Itron has taken the next logical step in its push to embed computing power and analytics capabilities in the devices that make up the smart grid -- by moving beyond the grid itself and into the devices that use its power.

On Monday, Itron announced that it’s expanding its “edge intelligence” platform to include smart thermostats, pool pumps, water heater and air conditioner controllers, and a host of other load control devices. It’s the first set of devices to be linked through Itron’s Riva platform -- the IPv6-capable, Linux-programmable distributed technology platform it developed with partner Cisco Systems over the past few years and officially unveiled last week.

Right now, all of Itron’s available devices are built by partner Corporate Systems Engineering, but it’s working with other potential device partners, as well as with several utility clients interested in putting them to use, Stephen Johnson, Itron’s consumer energy management product line manager, said in a Monday interview.

Itron is also embedding its intelligence in agricultural pumps and remote terminal units (RTUs) that control grid or factory equipment. Itron’s display of connected devices at its annual Utility Week users conference this week in San Antonio, Texas, also included networked streetlights, although the company hasn’t officially announced a Riva-embedded streetlight control product yet, Johnson noted.  

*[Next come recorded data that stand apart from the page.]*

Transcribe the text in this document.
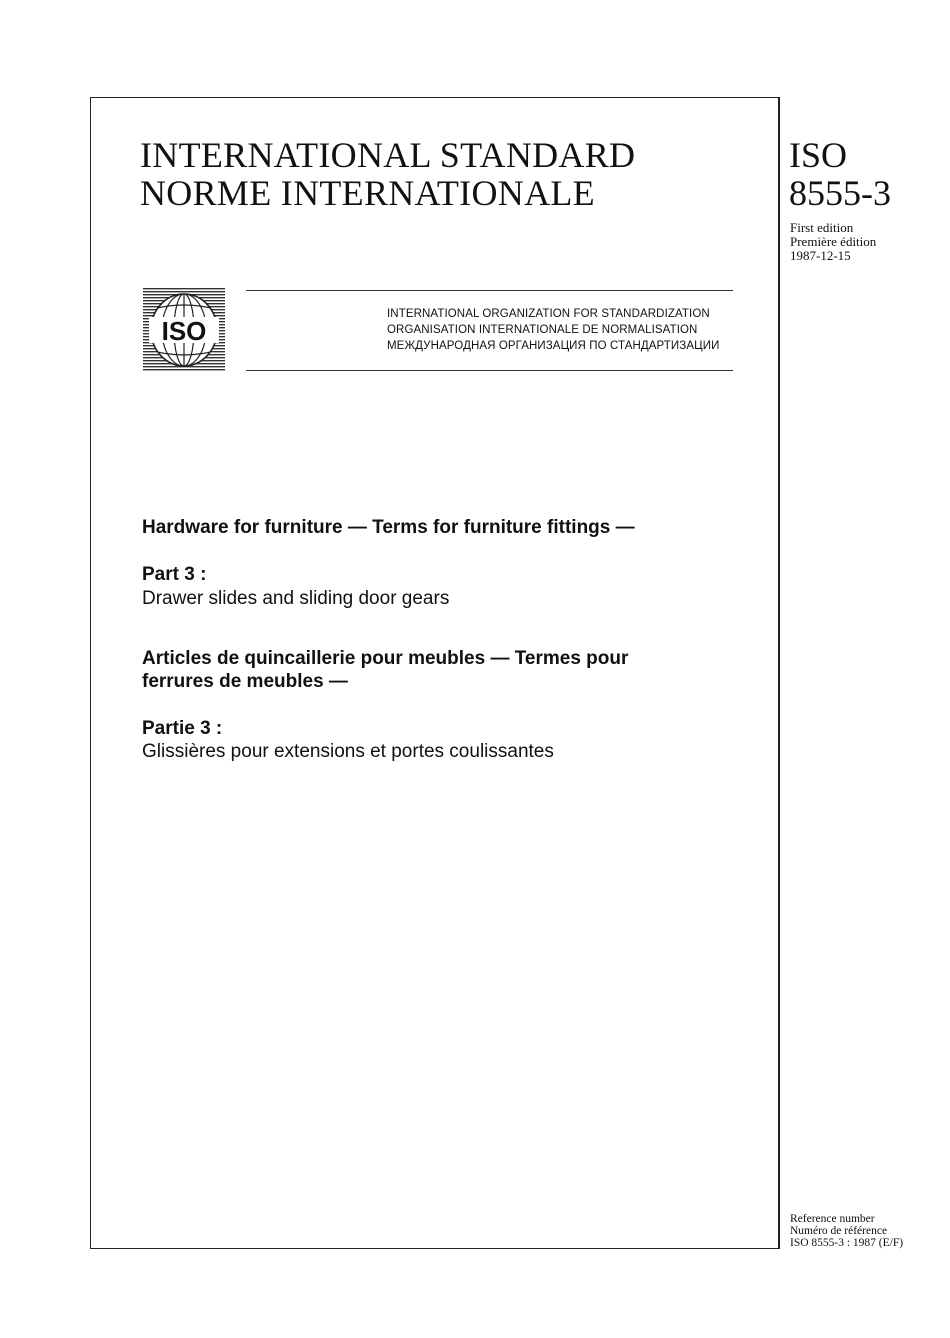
INTERNATIONAL STANDARD
NORME INTERNATIONALE
ISO
8555-3
First edition
Première édition
1987-12-15
ISO
INTERNATIONAL ORGANIZATION FOR STANDARDIZATION
ORGANISATION INTERNATIONALE DE NORMALISATION
МЕЖДУНАРОДНАЯ ОРГАНИЗАЦИЯ ПО СТАНДАРТИЗАЦИИ
Hardware for furniture — Terms for furniture fittings —
Part 3 :
Drawer slides and sliding door gears
Articles de quincaillerie pour meubles — Termes pour
ferrures de meubles —
Partie 3 :
Glissières pour extensions et portes coulissantes
Reference number
Numéro de référence
ISO 8555-3 : 1987 (E/F)
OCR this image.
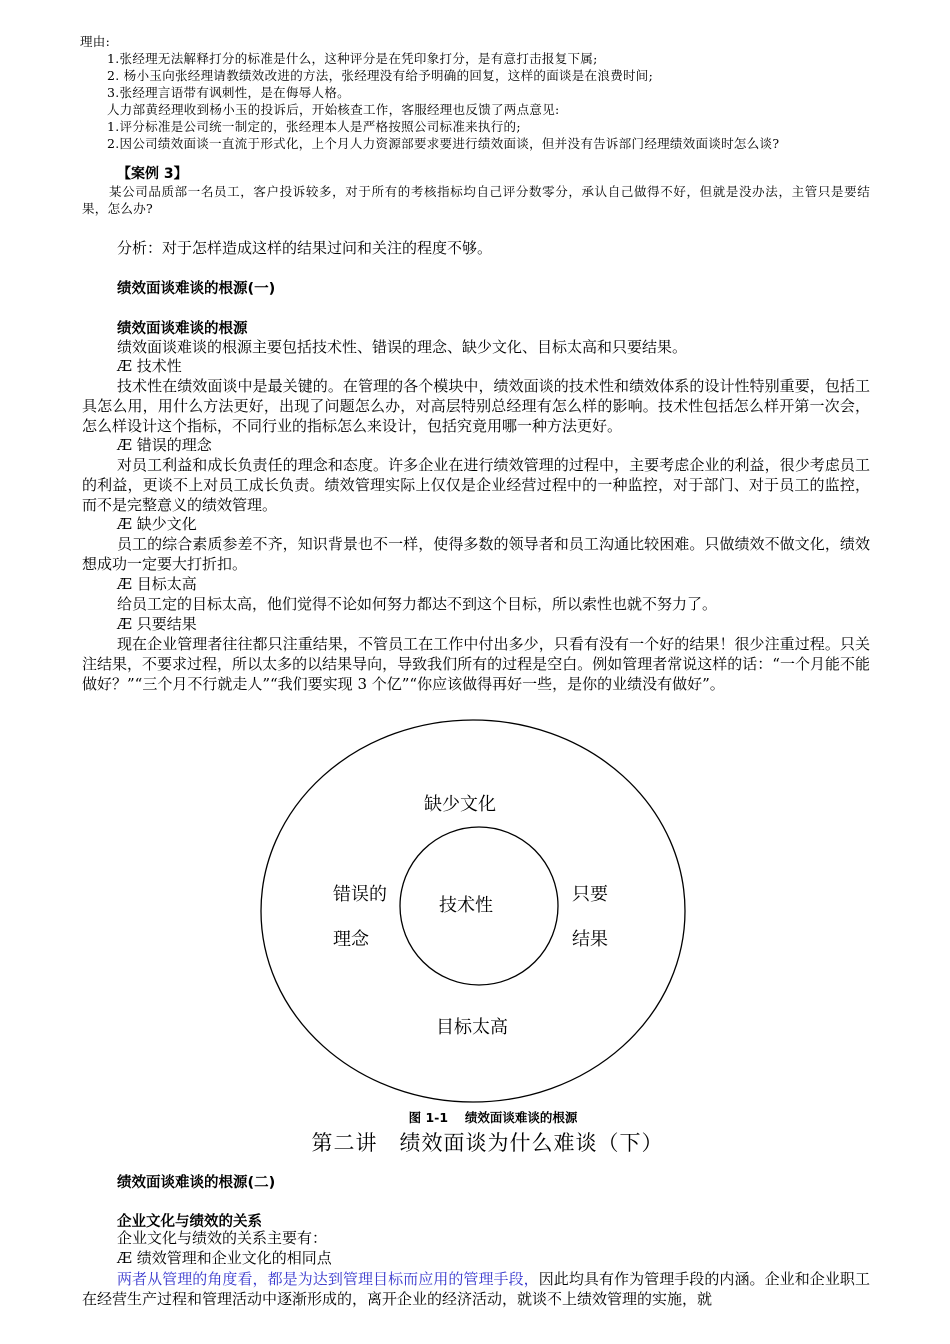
理由:
1.张经理无法解释打分的标准是什么，这种评分是在凭印象打分，是有意打击报复下属;
2. 杨小玉向张经理请教绩效改进的方法，张经理没有给予明确的回复，这样的面谈是在浪费时间;
3.张经理言语带有讽刺性，是在侮辱人格。
人力部黄经理收到杨小玉的投诉后，开始核查工作，客服经理也反馈了两点意见:
1.评分标准是公司统一制定的，张经理本人是严格按照公司标准来执行的;
2.因公司绩效面谈一直流于形式化，上个月人力资源部要求要进行绩效面谈，但并没有告诉部门经理绩效面谈时怎么谈?
【案例 3】
某公司品质部一名员工，客户投诉较多，对于所有的考核指标均自己评分数零分，承认自己做得不好，但就是没办法，主管只是要结果，怎么办?
分析：对于怎样造成这样的结果过问和关注的程度不够。
绩效面谈难谈的根源(一)
绩效面谈难谈的根源
绩效面谈难谈的根源主要包括技术性、错误的理念、缺少文化、目标太高和只要结果。
Æ 技术性
技术性在绩效面谈中是最关键的。在管理的各个模块中，绩效面谈的技术性和绩效体系的设计性特别重要，包括工具怎么用，用什么方法更好，出现了问题怎么办，对高层特别总经理有怎么样的影响。技术性包括怎么样开第一次会，怎么样设计这个指标，不同行业的指标怎么来设计，包括究竟用哪一种方法更好。
Æ 错误的理念
对员工利益和成长负责任的理念和态度。许多企业在进行绩效管理的过程中，主要考虑企业的利益，很少考虑员工的利益，更谈不上对员工成长负责。绩效管理实际上仅仅是企业经营过程中的一种监控，对于部门、对于员工的监控，而不是完整意义的绩效管理。
Æ 缺少文化
员工的综合素质参差不齐，知识背景也不一样，使得多数的领导者和员工沟通比较困难。只做绩效不做文化，绩效想成功一定要大打折扣。
Æ 目标太高
给员工定的目标太高，他们觉得不论如何努力都达不到这个目标，所以索性也就不努力了。
Æ 只要结果
现在企业管理者往往都只注重结果，不管员工在工作中付出多少，只看有没有一个好的结果！很少注重过程。只关注结果，不要求过程，所以太多的以结果导向，导致我们所有的过程是空白。例如管理者常说这样的话：“一个月能不能做好？”“三个月不行就走人”“我们要实现 3 个亿”“你应该做得再好一些，是你的业绩没有做好”。
缺少文化
技术性
错误的
理念
只要
结果
目标太高
图 1-1　 绩效面谈难谈的根源
第二讲　绩效面谈为什么难谈（下）
绩效面谈难谈的根源(二)
企业文化与绩效的关系
企业文化与绩效的关系主要有：
Æ 绩效管理和企业文化的相同点
两者从管理的角度看，都是为达到管理目标而应用的管理手段，因此均具有作为管理手段的内涵。企业和企业职工在经营生产过程和管理活动中逐渐形成的，离开企业的经济活动，就谈不上绩效管理的实施，就
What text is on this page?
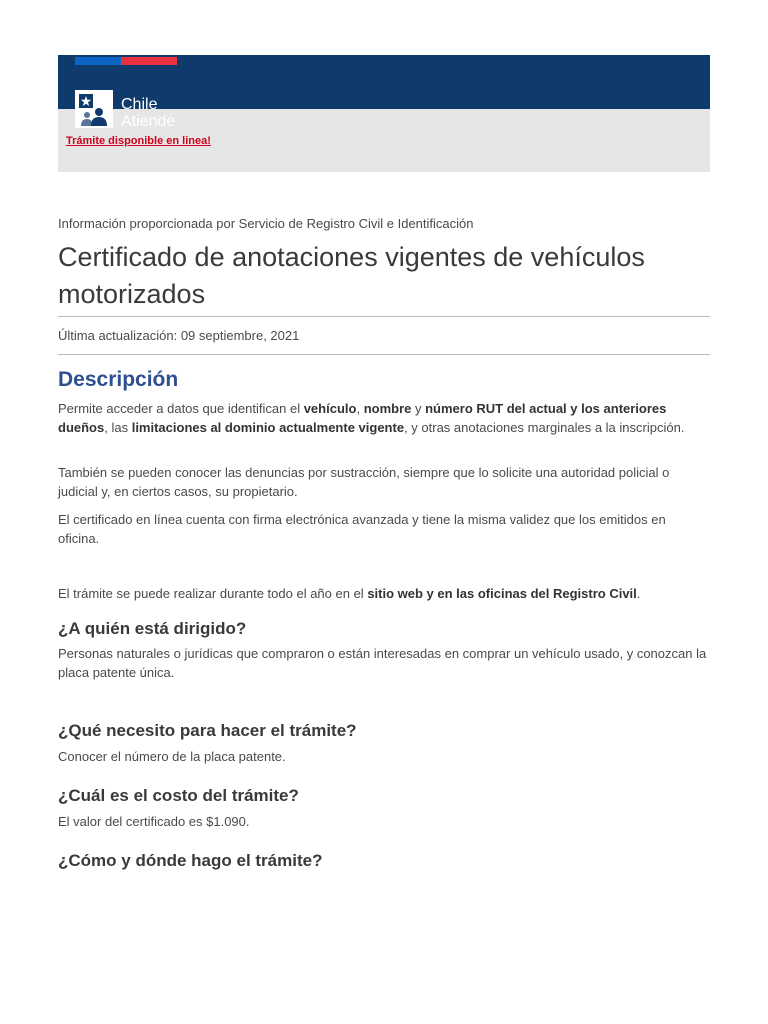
Chile
Atiende
Trámite disponible en linea!
Información proporcionada por Servicio de Registro Civil e Identificación
Certificado de anotaciones vigentes de vehículos
motorizados
Última actualización: 09 septiembre, 2021
Descripción

Permite acceder a datos que identifican el vehículo, nombre y número RUT del actual y los anteriores dueños, las limitaciones al dominio actualmente vigente, y otras anotaciones marginales a la inscripción.

También se pueden conocer las denuncias por sustracción, siempre que lo solicite una autoridad policial o judicial y, en ciertos casos, su propietario.

El certificado en línea cuenta con firma electrónica avanzada y tiene la misma validez que los emitidos en oficina.

El trámite se puede realizar durante todo el año en el sitio web y en las oficinas del Registro Civil.

¿A quién está dirigido?

Personas naturales o jurídicas que compraron o están interesadas en comprar un vehículo usado, y conozcan la placa patente única.

¿Qué necesito para hacer el trámite?

Conocer el número de la placa patente.

¿Cuál es el costo del trámite?

El valor del certificado es $1.090.

¿Cómo y dónde hago el trámite?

Technology to allow utilities to turn down air conditioners, water heaters and other devices isn’t new, of course. Demand response companies have been using one-way pager or radio networks for decades to control them. Today’s smart meter networks offer another way to reach them, with the additional benefit of two-way communications to ensure they’re getting the signal and reacting as ordered. And software can help utilities integrate different smart thermostats from different vendors into a single system, as startup AutoGrid has been doing with Texas utility Austin Energy.

What makes Itron’s load control devices different is that they’re using the same chipsets, the same internet protocols, and the same open-source programming that are being used today for its smart meters and Cisco’s grid routers, Johnson explained. This provides several advantages over legacy load control architectures, he said. For example, because Itron’s devices have their own IP addresses, they can be organized and managed much more simply and quickly than different devices using different technologies.

Because each device is part of the same Itron-Cisco network, they can be constantly monitored for connectivity, latency, responsiveness and other key quality of service measures, he added. Itron’s demo showed how a set of devices using Cisco’s IPv6 wireless mesh networking technology could be controlled alongside devices using cellular connectivity from Verizon, all from the same control screen, and all reporting back their status and power consumption in real time.

Finally, each device can be reprogrammed using Linux, the world’s most popular open-source operating system, he said. That should make writing “apps” for these devices much fast and simpler, compared to writing new application programing interfaces (APIs) to link up the proprietary technologies being used in most of today’s load control systems.

“We don’t know what the control hierarchy is going to be in five to ten years,” Johnson said. Building in the flexibility to adapt to new ways to use these devices should help prevent them from becoming stranded assets in the future. New standardized energy control interfaces for big household appliances like water heaters and air conditioners could also serve as a connection point for Itron’s technology, he added.

Itron’s move into distributed computing for grid devices is being matched by a few key competitors, including Silver Spring Networks, which launched its SilverLink Sensor Network early this year. Both companies have lined up many different software and hardware partners to work with them on using the capabilities inherent in their distributed architectures, though neither has named any utilities that may be testing or deploying yet.

Cisco’s IOx platform and “fog computing” architecture play an important role in enabling Itron’s distributed intelligence platform. The two have co-deployed with utilities including inaugural customer BC Hydro, Los Angeles Department of Water and PowerHong Kong’s China Light & Power and National Grid.

Cisco has said for some time that its IPv6 wireless mesh technology could be used to network devices within homes, as well as on the grid. Right now, Itron is mainly working on cellular-networked load control devices, or using the low-power ZigBee home area network (HAN) radios inside its smart meters to communicate with load control devices in homes, Johnson noted. But it’s possible that some of its utility customers could try using its shared Cisco mesh to network and control devices in the future, he said.

Over the past year, Itron has also embedded its grid intelligence in electric vehicle chargers from ClipperCreek, and it is working with solar inverter maker Fronius on a similar “proof-of-concept” project. These are two examples of distributed energy assets that utilities would like to integrate into their grid operations.

Duke Energy, the massive U.S. utility that’s working with Cisco and Itron, has also been demonstrating how multiple grid devices can interact with each other without central control, using distributed computing architectures and open standards. Duke hasn’t said whether it’s planning to put the distributed computing capabilities of either partner to use. But given its long-running work on grid device integration, it seems a likely candidate for testing them out.